Authored By Dan Alex; Content ©www.MilitaryFactory.com
Rumpler Flugzeugwerke followed their Rumpler C.I biplane reconnaissance aircraft with the improved C.III series. The Rumpler name eventually became associated with excellent high-flying, long endurance reconnaissance aircraft and was built from successes such as the C.I and C.III - though both were eventually outdone by the strong C.IV to follow.
The Rumpler concern was born from Edmund Rumpler, an Austrian-born engineer who settled the Rumpler Luftfahrtzeugbau in Berlin in 1909. In its early years, the company was content with license production of the Etrich Taube series monoplane, a rather primitive aircraft with swallow-like wings and tail unit. It was not until the arrival of World War 1 that the wartime economy allowed for more experimentation and the possibility of netting lucrative defense contracts with the Imperial German government. As such, Rumpler took to in-house design and development of his own reconnaissance-minded airframe following conventional rules of the day. The designs became successful two-seat, biplane-winged armed scouts that would carve out a niche in the German aircraft inventory.
The original C.I was purchased by the German Air Service (the "Luftstreitkrafte") in 1915 and, amazingly, managed a frontline existence into 1918 - the final year of the war. Its arrangement was traditional with the engine (powered a two-bladed wooden propeller) at the front of the boxy fuselage, the crew in open-air cockpits at center (seated inline) and a traditional tail unit featuring a single vertical tail fin. The biplane wing arrangement was consistent with the period and showcased parallel struts with the necessary cabling. The undercarriage was fixed and incorporated a simple tail skid at the rear along with its two wheeled leg units. The type was used beyond the German Empire for the Ottoman Empire was allowed operation of the biplane. Latvia, Poland and Yugoslavia all became post-war users.

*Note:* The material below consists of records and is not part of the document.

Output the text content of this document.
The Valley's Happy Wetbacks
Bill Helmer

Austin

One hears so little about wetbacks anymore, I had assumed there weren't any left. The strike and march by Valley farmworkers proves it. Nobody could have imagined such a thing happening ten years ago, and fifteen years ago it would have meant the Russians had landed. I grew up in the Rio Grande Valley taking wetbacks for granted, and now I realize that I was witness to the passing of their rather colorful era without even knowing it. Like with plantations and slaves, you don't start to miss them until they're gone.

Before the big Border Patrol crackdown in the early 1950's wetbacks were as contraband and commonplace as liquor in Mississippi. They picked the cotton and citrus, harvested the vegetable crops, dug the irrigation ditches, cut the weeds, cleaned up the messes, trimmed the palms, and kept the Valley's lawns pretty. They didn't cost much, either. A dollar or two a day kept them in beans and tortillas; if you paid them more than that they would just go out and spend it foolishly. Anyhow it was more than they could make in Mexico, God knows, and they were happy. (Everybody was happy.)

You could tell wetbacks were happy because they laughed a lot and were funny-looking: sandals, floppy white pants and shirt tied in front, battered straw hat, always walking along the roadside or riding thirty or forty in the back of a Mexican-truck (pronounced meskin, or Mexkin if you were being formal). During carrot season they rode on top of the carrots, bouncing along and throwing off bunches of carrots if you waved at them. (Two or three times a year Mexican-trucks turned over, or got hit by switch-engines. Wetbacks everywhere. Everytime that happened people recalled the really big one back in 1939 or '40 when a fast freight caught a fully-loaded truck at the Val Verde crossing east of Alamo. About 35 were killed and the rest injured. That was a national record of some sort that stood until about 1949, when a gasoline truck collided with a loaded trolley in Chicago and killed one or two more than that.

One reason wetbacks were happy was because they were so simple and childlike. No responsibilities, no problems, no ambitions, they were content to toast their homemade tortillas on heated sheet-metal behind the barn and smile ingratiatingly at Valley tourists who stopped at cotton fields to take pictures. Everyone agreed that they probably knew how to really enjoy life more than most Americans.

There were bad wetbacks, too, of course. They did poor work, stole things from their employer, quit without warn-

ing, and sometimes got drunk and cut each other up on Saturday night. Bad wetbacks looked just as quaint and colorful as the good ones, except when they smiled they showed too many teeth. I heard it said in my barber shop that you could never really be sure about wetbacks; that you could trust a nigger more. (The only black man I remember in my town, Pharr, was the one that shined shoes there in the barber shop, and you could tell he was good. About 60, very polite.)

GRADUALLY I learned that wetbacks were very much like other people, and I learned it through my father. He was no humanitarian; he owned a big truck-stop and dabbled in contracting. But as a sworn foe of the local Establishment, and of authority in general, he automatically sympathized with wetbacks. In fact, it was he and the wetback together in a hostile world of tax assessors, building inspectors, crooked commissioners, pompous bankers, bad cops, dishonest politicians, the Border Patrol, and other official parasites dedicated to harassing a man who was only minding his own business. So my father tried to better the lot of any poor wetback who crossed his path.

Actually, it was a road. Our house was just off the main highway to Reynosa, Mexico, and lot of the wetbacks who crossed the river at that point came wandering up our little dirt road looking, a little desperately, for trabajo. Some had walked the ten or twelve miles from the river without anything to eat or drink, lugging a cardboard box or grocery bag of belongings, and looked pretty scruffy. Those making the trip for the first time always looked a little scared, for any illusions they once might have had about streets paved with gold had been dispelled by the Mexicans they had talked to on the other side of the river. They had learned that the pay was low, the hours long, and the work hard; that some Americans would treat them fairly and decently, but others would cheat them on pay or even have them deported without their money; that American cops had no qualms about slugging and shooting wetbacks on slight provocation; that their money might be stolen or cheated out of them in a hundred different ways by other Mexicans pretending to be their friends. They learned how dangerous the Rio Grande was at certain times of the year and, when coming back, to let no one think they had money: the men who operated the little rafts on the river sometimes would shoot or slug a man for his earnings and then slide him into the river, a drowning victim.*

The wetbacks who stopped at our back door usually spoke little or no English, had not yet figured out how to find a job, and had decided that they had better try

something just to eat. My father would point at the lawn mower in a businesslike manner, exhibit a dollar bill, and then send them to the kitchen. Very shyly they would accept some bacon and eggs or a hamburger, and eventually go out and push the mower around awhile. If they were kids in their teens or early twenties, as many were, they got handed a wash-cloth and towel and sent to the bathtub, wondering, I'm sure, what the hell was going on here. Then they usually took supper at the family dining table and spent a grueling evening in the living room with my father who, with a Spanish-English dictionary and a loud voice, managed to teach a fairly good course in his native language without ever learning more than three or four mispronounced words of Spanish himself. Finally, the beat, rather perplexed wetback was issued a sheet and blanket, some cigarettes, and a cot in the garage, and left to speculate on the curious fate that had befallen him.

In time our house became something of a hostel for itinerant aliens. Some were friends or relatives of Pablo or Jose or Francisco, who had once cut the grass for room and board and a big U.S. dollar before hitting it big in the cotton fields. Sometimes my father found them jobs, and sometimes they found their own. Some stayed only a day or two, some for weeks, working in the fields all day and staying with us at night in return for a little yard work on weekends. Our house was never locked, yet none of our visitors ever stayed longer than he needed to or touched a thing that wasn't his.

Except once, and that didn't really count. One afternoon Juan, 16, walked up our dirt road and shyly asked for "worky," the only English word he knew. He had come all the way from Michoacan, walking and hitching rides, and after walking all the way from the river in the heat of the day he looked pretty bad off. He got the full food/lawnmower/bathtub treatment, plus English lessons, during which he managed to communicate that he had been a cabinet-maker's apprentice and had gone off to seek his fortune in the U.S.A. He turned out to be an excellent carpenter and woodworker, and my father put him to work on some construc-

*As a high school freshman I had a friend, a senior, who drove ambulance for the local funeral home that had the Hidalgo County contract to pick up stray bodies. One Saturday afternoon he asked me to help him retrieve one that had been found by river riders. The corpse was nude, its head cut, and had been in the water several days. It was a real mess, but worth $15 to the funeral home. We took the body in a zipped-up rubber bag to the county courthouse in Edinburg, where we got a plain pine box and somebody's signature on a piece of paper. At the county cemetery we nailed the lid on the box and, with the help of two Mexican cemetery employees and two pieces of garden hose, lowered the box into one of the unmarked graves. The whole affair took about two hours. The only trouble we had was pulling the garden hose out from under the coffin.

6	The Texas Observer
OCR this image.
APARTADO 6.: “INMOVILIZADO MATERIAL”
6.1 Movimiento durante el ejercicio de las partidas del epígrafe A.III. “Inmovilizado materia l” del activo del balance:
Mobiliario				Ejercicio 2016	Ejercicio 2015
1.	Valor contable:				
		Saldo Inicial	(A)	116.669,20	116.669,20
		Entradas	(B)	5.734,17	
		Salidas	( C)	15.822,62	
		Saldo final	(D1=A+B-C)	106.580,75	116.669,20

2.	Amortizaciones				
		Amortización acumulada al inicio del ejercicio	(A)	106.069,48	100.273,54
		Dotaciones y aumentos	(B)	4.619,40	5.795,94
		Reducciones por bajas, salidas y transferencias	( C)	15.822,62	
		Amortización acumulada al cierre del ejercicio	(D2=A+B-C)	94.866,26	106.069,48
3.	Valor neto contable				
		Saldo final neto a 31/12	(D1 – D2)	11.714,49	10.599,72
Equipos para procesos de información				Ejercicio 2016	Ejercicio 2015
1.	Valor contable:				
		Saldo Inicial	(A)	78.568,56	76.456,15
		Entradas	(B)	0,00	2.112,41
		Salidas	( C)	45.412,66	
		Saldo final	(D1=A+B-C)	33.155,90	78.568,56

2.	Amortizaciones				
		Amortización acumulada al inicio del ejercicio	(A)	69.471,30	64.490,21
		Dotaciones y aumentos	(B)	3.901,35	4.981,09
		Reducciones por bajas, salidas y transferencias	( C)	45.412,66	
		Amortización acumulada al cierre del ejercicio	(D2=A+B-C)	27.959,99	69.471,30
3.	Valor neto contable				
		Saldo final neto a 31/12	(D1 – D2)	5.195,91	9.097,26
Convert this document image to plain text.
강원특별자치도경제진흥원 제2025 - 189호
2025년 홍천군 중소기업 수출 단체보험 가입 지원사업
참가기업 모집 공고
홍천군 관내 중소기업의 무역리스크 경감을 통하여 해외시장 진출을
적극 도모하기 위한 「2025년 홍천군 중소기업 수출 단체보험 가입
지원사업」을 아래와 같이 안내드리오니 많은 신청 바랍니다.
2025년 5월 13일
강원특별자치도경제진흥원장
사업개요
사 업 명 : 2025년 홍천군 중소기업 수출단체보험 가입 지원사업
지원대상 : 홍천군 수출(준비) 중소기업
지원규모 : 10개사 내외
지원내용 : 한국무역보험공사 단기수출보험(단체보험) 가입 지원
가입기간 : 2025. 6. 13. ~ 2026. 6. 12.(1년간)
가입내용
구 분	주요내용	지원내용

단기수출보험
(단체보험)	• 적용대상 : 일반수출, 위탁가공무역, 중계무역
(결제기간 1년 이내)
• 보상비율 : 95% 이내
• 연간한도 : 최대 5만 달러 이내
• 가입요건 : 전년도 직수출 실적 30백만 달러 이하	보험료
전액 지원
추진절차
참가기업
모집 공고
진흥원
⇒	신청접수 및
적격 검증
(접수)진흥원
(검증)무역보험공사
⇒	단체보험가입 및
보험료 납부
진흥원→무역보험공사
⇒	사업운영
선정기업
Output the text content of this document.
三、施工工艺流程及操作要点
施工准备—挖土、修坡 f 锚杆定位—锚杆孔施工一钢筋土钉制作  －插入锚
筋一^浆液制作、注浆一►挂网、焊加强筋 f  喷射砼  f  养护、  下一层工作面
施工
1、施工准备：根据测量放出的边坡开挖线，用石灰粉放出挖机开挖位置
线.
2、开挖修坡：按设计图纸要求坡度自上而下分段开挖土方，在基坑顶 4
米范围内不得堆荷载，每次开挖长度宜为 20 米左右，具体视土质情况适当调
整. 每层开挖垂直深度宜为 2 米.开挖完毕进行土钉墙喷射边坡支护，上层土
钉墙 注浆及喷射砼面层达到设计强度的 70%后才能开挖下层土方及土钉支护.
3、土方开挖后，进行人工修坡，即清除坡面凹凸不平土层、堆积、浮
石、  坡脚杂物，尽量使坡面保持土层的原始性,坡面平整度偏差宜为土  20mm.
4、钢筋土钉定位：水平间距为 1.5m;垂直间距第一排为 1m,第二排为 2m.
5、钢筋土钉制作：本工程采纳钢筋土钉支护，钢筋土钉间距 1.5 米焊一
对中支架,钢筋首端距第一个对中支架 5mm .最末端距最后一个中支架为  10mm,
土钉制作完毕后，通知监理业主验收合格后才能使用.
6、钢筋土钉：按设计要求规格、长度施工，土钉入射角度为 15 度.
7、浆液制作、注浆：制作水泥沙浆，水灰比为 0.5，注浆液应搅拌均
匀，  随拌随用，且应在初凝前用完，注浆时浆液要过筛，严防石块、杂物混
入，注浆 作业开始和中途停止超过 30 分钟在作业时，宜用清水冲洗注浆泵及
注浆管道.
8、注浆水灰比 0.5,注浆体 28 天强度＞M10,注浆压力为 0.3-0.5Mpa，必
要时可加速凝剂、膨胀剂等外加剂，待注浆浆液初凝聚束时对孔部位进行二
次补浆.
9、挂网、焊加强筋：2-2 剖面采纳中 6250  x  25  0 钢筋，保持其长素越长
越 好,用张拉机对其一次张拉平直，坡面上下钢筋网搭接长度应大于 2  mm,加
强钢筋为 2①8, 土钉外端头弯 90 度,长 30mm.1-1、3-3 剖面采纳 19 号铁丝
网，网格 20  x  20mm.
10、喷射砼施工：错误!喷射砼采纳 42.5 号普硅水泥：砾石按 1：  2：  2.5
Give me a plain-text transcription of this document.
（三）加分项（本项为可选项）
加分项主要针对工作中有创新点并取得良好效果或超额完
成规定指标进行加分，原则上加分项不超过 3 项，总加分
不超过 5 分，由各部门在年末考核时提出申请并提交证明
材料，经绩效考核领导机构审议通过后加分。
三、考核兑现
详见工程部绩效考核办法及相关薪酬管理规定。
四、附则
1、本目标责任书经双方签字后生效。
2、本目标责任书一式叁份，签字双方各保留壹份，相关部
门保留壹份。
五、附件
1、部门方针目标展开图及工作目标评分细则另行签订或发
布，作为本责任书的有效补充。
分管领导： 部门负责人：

With that said, it was only natural to evolve the existing design based on operational experience and this begat the C.III production model (recognized by Rumpler as "Model 6A5"). The C.III brought about greater understanding of aerodynamic principles and their effects on fighter-type aircraft. Refinements were instituted throughout in trying to produce a well-conditioned airframe for the rigors of military service. Several changes later and the refined "Model 6A6" was realized. The C.III was given a single Benz Bz IV series engine of 220 horsepower which allowed for operations over 13,000 feet with a range of 300 miles and a top speed of 85 miles per hour. For 1916 standards, this was quite impressive. Additionally, the C.III was longer than the C.I while featuring a wider wingspan - changes intended to promote improved performance specifications. Armament included a single forward-firing 7.92mm machine gun and a single 7.92mm machine gun on a trainable mount in the rear cockpit. The crew of two - the pilot and the observer/gunner - sat in individual open-air cockpits with the pilot in the front seat just aft of the engine mounting.
Impressed with the C.III, German authorities moved to secure some 70-75 aircraft though records indicate that there may never have been more than 50 available during its peak usage. The C.III superseded the C.I types and operated in the same manner, armed scouting of enemy positions and engaging when appropriate. Rumpler began work on an even more improved C-series biplane scout and this became the C.IV. With the arrival of the C.IV, the C.III's value was lessened considerably to the point that few remained into late 1917 - unlike the C.I which endured into early 1918 after being introduced in 1915. The C.IV itself remained a frontline system for the German Air Service until the end of the war in November of 1918.